I have this way with the people I love. I always make sure they feel important around me and when you make people feel important, they want to be around you all the time.

For a while.

So that day he answered the door—Friday, June 10th, at 3:05 p.m.—was the beginning of everything. Each day after, I’d sit outside his house on the curb with my feet pressed flat against the pavement and my palms pressed flat against my knees, hoping he’d see me and invite me in and whisper those things to me all over again.

Sometimes he did. First, he’d open the door wide, gesture me over, and ask, What are you doing here? I never answered because there was only ever one reason I was there, and there was only ever one reason he’d open the door. Neither of us had to say it. It was our secret. He’d grin, and we’d go to his room. His hands would be on me, and I felt like I was made of electricity.

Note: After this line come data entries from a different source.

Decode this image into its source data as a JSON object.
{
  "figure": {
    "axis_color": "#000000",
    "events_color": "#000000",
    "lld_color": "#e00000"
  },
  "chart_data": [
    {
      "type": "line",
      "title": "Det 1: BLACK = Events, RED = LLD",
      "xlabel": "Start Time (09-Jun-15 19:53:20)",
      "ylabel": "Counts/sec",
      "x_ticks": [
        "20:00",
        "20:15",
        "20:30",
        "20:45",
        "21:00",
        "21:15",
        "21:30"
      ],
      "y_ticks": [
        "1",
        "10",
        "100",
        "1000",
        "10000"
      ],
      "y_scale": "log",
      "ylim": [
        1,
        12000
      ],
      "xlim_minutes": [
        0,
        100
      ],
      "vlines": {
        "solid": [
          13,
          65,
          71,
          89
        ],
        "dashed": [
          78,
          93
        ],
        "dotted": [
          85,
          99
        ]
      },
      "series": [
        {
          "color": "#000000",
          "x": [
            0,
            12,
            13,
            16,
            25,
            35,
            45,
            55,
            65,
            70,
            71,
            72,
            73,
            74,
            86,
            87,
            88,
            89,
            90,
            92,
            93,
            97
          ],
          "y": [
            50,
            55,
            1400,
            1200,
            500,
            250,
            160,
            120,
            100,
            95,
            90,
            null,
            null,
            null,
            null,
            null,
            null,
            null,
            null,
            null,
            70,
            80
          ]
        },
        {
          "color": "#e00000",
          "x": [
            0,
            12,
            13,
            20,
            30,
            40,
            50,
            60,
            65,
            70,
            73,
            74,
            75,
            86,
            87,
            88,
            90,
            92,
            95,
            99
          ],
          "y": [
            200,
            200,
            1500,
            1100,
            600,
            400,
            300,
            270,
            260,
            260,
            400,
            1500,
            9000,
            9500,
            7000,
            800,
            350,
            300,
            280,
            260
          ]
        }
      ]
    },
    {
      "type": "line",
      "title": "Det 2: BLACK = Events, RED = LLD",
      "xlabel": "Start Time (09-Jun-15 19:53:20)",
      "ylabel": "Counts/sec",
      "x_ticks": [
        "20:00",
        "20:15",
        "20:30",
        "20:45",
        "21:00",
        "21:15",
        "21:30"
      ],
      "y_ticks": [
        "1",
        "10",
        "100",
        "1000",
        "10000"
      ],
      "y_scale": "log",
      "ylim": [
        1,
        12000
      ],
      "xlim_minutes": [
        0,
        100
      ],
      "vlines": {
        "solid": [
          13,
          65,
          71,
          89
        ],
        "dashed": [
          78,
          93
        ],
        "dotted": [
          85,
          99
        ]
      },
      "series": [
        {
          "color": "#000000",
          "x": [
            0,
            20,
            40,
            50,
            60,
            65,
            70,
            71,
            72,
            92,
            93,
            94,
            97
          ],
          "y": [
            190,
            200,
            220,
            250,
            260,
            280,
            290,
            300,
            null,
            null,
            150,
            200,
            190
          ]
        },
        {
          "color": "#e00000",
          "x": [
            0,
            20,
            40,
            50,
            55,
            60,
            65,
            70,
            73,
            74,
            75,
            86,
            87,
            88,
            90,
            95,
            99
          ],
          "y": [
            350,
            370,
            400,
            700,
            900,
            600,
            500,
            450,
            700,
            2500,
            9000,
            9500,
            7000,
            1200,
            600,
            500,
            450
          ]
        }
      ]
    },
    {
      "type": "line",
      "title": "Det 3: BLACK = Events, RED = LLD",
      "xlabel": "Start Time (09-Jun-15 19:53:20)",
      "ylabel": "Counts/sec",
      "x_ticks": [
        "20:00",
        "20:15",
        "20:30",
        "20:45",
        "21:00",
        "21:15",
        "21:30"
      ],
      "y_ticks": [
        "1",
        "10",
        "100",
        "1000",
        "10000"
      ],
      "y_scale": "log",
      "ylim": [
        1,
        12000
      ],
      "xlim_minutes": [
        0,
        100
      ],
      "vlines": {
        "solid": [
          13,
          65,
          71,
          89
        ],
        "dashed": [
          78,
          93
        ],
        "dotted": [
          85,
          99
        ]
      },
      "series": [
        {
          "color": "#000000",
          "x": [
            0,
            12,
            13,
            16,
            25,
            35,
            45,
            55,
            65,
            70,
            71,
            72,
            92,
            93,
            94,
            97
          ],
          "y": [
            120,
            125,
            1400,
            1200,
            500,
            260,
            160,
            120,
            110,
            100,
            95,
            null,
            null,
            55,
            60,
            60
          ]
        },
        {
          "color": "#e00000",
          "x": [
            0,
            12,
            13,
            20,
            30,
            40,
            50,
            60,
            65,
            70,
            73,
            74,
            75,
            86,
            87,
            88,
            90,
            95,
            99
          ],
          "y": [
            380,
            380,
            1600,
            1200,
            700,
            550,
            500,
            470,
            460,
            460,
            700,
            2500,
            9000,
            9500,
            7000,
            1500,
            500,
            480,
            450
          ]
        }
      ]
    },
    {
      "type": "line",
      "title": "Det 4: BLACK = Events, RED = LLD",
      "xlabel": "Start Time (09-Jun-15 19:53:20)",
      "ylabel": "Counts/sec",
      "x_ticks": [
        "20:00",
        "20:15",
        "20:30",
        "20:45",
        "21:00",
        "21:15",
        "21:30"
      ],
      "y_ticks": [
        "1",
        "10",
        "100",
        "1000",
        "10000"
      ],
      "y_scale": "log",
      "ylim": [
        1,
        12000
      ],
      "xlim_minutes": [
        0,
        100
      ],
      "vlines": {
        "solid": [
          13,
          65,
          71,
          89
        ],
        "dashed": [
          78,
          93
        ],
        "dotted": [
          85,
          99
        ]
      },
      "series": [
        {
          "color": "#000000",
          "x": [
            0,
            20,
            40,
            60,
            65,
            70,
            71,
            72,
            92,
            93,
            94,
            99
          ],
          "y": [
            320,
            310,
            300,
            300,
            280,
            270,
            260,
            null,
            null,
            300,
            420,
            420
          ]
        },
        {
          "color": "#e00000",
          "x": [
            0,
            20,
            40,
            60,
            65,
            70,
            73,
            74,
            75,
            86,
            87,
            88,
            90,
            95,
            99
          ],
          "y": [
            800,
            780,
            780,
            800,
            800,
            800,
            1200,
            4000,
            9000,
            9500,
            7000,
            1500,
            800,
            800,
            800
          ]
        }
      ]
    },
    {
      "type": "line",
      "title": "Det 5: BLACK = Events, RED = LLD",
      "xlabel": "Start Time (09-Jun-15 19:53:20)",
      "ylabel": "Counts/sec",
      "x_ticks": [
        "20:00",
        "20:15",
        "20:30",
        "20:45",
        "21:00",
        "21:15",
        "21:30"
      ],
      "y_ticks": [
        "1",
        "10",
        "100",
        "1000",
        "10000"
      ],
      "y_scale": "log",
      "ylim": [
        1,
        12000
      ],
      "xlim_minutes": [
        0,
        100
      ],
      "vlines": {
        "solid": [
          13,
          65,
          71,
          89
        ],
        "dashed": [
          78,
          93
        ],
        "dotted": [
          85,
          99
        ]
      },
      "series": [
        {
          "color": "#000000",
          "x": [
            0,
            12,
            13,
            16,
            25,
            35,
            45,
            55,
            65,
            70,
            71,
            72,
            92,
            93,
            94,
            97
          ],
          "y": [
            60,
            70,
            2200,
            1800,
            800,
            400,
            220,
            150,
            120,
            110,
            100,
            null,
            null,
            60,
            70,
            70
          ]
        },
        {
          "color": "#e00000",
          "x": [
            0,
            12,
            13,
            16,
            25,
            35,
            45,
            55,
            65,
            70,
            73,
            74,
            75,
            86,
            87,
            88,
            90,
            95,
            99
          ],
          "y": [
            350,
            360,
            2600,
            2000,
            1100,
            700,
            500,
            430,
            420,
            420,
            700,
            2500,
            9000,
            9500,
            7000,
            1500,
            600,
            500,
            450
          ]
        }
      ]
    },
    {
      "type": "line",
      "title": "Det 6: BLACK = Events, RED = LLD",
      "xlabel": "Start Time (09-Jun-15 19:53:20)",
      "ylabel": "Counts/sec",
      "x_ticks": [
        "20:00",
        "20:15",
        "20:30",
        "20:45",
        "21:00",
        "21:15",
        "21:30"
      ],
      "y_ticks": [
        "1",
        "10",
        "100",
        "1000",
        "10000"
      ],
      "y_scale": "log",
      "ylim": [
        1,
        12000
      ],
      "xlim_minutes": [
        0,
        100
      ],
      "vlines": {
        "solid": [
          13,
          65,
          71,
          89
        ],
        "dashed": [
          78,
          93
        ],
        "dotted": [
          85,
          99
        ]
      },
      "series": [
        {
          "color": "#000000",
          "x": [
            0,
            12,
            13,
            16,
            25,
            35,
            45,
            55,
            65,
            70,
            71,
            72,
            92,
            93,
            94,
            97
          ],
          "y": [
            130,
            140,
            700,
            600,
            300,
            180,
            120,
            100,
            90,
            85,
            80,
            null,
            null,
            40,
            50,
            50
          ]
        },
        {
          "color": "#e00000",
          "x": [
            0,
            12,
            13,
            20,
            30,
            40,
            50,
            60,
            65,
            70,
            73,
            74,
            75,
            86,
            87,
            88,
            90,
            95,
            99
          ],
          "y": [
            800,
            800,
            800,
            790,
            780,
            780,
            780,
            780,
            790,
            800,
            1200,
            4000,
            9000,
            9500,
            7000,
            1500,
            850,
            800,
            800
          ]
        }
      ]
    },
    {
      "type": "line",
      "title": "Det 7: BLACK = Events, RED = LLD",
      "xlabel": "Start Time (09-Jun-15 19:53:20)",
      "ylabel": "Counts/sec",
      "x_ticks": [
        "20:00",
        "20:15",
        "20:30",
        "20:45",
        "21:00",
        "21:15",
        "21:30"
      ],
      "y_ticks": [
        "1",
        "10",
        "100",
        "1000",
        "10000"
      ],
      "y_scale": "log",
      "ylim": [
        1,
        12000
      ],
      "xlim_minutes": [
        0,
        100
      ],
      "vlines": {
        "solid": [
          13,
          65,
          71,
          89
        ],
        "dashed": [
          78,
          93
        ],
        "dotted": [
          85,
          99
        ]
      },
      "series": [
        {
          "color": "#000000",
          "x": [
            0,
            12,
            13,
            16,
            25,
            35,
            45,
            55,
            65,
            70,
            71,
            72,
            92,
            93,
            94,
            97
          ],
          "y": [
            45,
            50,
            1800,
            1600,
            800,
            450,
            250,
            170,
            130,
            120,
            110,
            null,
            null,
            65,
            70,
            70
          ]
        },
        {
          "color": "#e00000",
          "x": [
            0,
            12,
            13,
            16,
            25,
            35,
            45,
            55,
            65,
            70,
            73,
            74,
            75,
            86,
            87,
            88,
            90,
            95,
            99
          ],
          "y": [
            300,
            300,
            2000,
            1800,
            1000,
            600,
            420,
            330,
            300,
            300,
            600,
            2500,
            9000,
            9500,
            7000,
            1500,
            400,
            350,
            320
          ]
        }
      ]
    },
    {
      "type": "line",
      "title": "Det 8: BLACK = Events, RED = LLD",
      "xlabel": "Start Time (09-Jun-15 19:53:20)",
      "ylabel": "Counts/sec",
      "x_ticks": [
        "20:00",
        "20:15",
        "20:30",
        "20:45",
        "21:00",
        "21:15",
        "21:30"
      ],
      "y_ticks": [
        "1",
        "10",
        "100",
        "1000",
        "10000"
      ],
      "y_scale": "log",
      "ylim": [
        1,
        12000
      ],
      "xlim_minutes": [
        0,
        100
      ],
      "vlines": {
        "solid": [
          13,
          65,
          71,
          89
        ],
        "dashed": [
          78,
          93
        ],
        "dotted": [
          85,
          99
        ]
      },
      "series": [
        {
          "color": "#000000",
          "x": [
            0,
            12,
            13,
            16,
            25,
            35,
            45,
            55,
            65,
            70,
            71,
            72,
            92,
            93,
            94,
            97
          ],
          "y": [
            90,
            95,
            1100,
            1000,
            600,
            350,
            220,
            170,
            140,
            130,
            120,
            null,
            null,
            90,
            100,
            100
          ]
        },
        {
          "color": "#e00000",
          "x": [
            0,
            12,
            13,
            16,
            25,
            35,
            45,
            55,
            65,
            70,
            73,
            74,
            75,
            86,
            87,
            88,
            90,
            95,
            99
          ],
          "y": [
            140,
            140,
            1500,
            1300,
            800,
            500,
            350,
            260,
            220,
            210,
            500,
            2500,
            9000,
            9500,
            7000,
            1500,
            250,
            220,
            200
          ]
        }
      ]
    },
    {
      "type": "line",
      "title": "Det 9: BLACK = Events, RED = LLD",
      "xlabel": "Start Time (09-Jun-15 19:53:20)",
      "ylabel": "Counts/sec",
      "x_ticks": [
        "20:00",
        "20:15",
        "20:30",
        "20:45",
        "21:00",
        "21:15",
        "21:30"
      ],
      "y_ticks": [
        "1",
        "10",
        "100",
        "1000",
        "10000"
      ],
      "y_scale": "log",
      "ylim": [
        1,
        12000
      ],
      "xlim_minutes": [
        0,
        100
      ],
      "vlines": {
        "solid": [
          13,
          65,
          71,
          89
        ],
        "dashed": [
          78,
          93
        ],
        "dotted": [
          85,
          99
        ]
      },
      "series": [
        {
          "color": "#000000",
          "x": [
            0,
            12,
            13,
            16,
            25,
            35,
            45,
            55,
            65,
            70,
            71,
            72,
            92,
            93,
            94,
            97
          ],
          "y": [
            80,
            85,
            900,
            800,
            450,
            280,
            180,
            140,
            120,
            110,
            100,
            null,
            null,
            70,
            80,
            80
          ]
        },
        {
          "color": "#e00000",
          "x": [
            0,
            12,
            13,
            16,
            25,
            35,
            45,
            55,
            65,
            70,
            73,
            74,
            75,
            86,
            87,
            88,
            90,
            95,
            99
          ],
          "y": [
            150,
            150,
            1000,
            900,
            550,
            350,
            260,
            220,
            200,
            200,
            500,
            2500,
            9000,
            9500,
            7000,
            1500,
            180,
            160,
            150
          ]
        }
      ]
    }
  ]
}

All through Jed’s father’s campaign it was like that. He would steal me into his room and run his hands over my skin, through my hair, and tell me how beautiful he thought I was and I loved it but I hated it, too, because as soon as those moments were over and I had to go home again, I’d feel the absence of that spark, a taste of existing without him.

I don’t exist without him.

The fourth night, he finally came out again.

I was so relieved. Being close to him was terrifying but also made me feel powerful because he wasn’t awake and I was and no one could stop us from happening. It was so nice. It was just like the first night; he stayed to his sidewalk and I stayed to mine. I tucked my hands in my pockets and matched his pace perfectly because I thought it would give me an idea of the kind of sleep he was having. It was unhurried and calm.

Jed. I whispered it so I wouldn’t wake him. Jed, do you think of me?

He didn’t answer.

Jed, do you think of me?

His mouth stayed closed.

I think of you all the time. Do you think of me?

He was supposed to say yes. Yes, he thought of me all the time. And he missed me. There was a second where it was like something stirred inside him, pulling him from sleep, and I was so sure he’d say what I needed him to say, but Roy Turner’s porch light went on before it could happen and I couldn’t afford to be seen by anyone, so I ran home.